Levi’s 501 jeans are the epitome of iconic design, a signature part of the
Americana brand’s identity and a denim look that has remained relevant for
decades. Following the introduction of the ‘Plant-Based 501’, FashionUnited
spoke to the brand’s sustainability expert Paul Dillinger on future plans
to continue implementing sustainability into design.

Anonymous, archive manager at major Parisian fashion house

A luxury house’s archive manager is a mysterious job that rarely gets a
place in the spotlight, yet plays a large role in the reputation of such
brands and the cultural institutions it works with. The tasks and
responsibilities held by such individuals are unveiled in FashionUnited’s
interview with an anonymous member of a Parisian fashion house, who spoke
on her day-to-day life.

Anonymous, marketing manager of BAPE

BAPE has become an iconic name in streetwear, leading the way for 30 years
through notable collaborations and a backlog of cultural “moments”. It
celebrated the milestone year by returning to its birth city of Tokyo for
the annual fashion week, where it showcased an expansive collection that
provided a summary of all it has achieved so far.

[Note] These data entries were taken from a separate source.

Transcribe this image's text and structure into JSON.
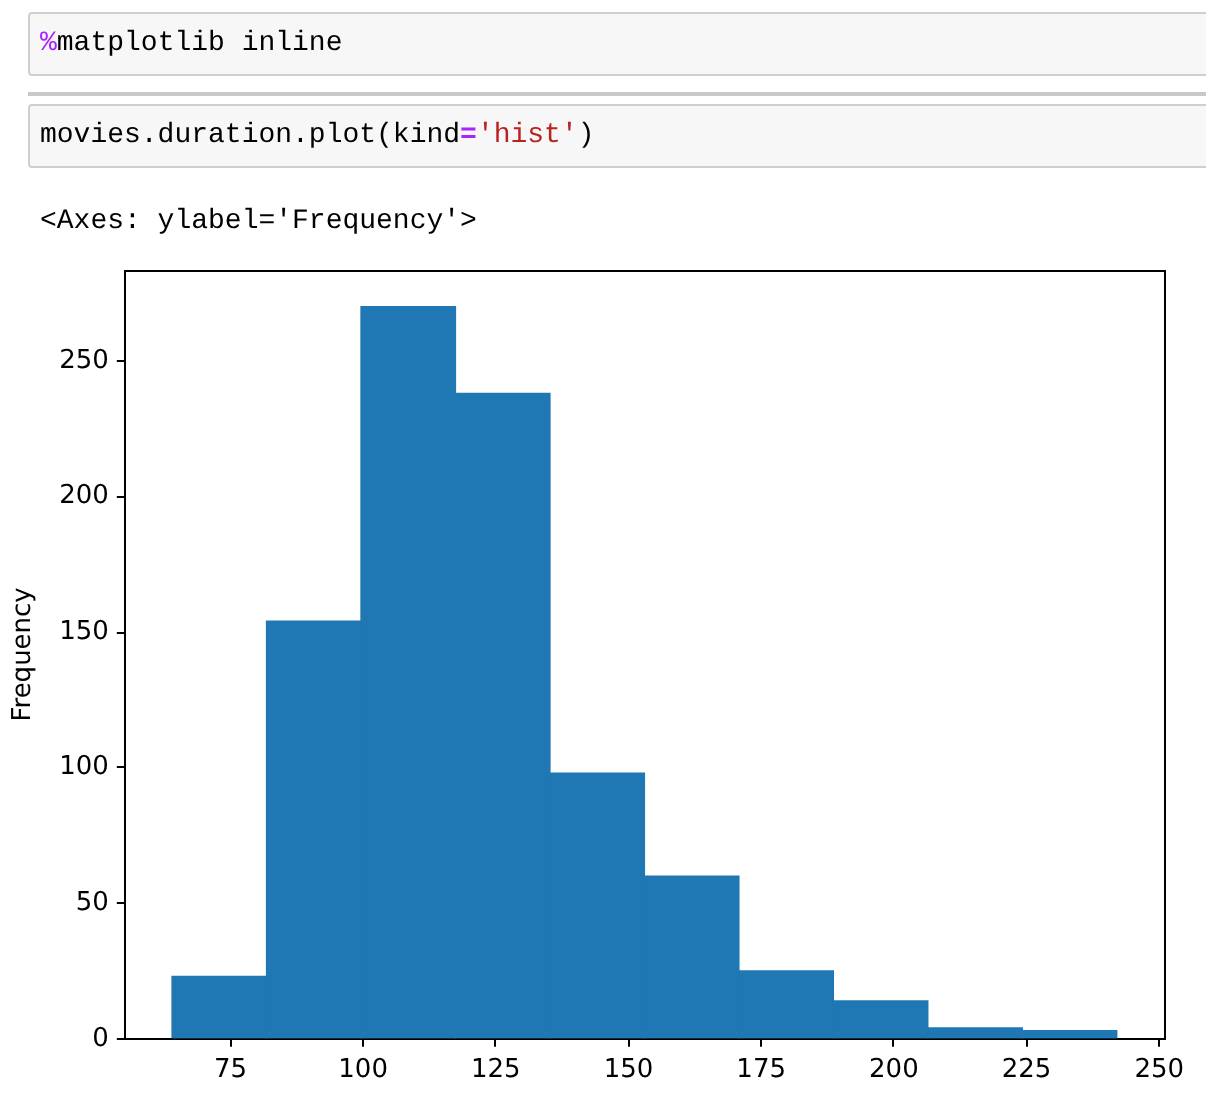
{
  "chart_data": {
    "type": "histogram",
    "bins": [
      64,
      81.8,
      99.6,
      117.4,
      135.2,
      153,
      170.8,
      188.6,
      206.4,
      224.2,
      242
    ],
    "values": [
      23,
      154,
      270,
      238,
      98,
      60,
      25,
      14,
      4,
      3
    ],
    "color": "#1f77b4",
    "xlim": [
      55.1,
      250.9
    ],
    "xticks": [
      75,
      100,
      125,
      150,
      175,
      200,
      225,
      250
    ],
    "ylim": [
      0,
      283.5
    ],
    "yticks": [
      0,
      50,
      100,
      150,
      200,
      250
    ],
    "ylabel": "Frequency",
    "annotations": [
      "%matplotlib inline",
      "movies.duration.plot(kind='hist')",
      "<Axes: ylabel='Frequency'>"
    ]
  }
}
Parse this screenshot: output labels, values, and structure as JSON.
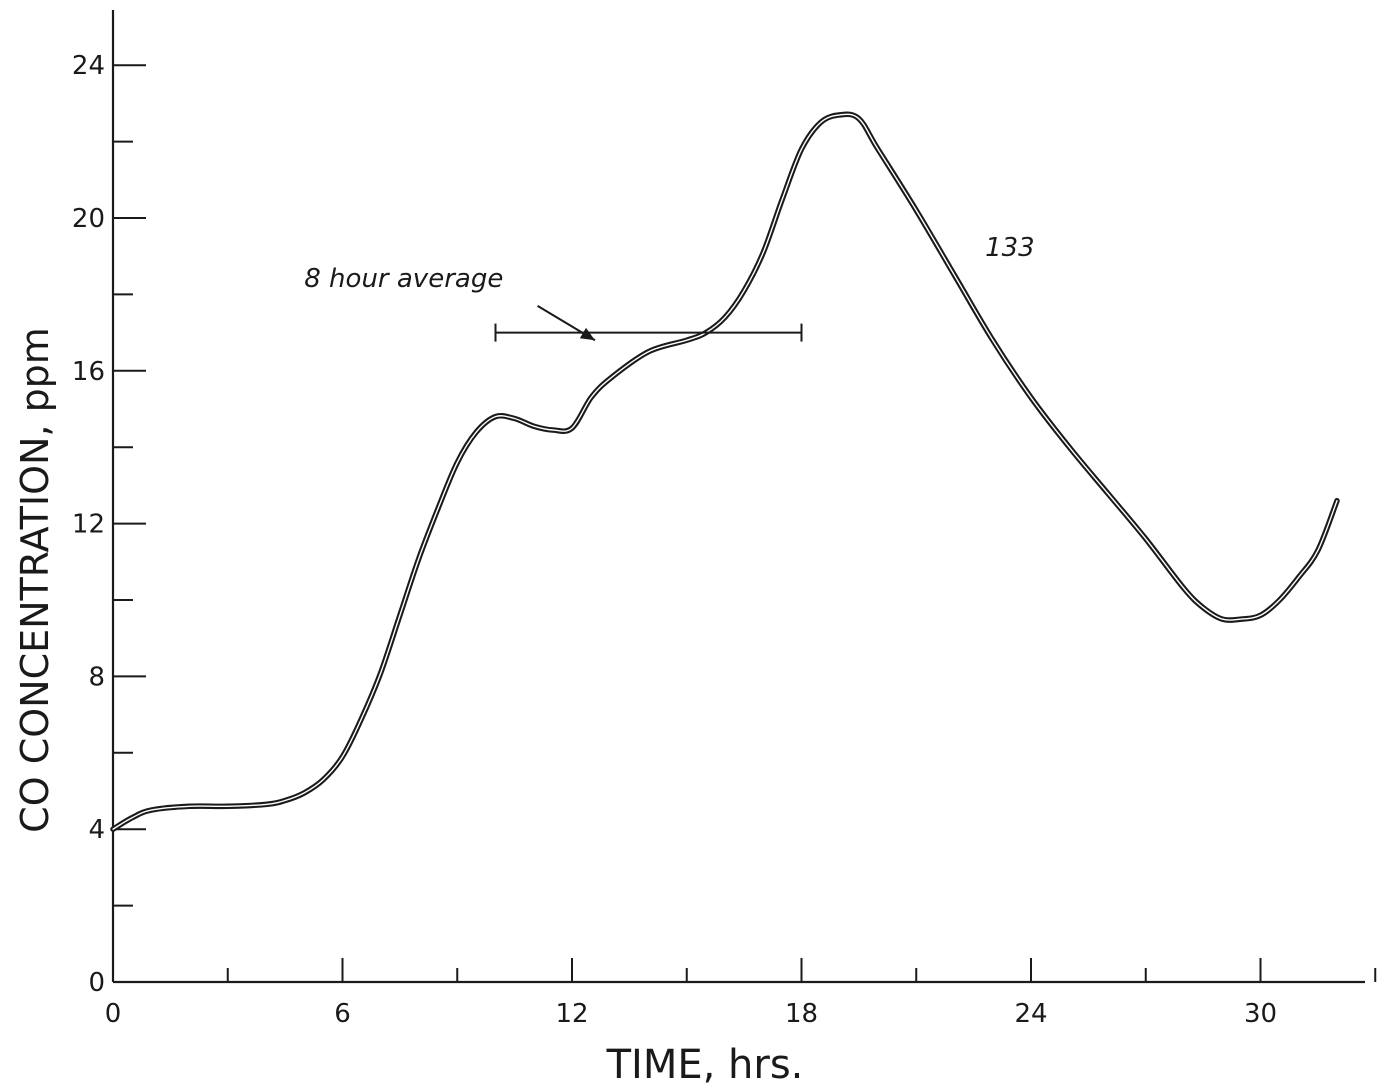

Pierre-Arnaud Grenade, CEO of Ba&sh

Sustainability has been on the lips of every fashion professional this
year, as pressure on the industry to clean up its look begins to weigh
down. While the environment hasn’t always been at the core of French
fashion brand Ba&sh, CEO Pierre-Arnaud Grenade spoke at length of what is
being done within its operations to ensure that efforts are increasingly
accelerated.

Tiina Alahuhta-Kasko, CEO of Marimekko

As Marimekko’s 60th anniversary looms, the Finnish brand has been
leveraging its current exposure to bring forth a modernised take on the
brand that hopes to appeal to a wider audience. Evidence of such can
already be found in recent store openings and a cohort of collaborations,
with more yet to come, as outlined by CEO Tiina Alahuhta-Kasko.

Marc Maurer, On co-CEO

Marc Maurer, On co-CEO. Credits: On

Leaning on the current strength of the sportswear market, On has set itself
ambitious growth targets for the next few years, planning out significant
expansions across multiple markets and bolstering its wholesale strategy to
secure various retail partners. Next to this, co-CEO Marc Maurer outlined
the importance of also establishing an efficient and effective circular
economy in order to cement fashion’s sustainable future.

Hanushka Toni, CEO and founder of Sellier

As resale platforms continue to detach themselves from the turbulent and
increasingly controversial fast fashion sector, questions have risen
surrounding the opportunities that come from banning such brands from their
offering. It is these opportunities that the CEO of Sellier, which has
since its inception solely emphasised high-end and luxury brands, touched
on in her interview, as well as what the possible implications are in the
realm of environmental considerations.

Todd Kahn, CEO and brand president of Coach

Despite the fluctuating interest in luxury seen among US consumers,
Tapestry is continuing to bet on this audience, particularly those located
on the west coast. In order to cater to this group, the luxury conglomerate
opened a new fulfilment centre in North Las Vegas, in the hope that closer
distribution and more efficient operations would help in capturing a larger
percentage of these individuals. Speaking on the opening, Coach CEO Todd
Kahn shared insights into how he believes this facility will bolster
Tapestry’s relationship with the consumer.

Markus Finke, New Era’s country manager for DACH and Denmark

While reporting what is said has been a “record year” for New Era, the
hatmaker has no plans to slow down in 2024, with the country manager for
DACH and Denmark sharing plans for the market and the brand’s current sales
strategy, both designed in a bid to continue the surge in sales.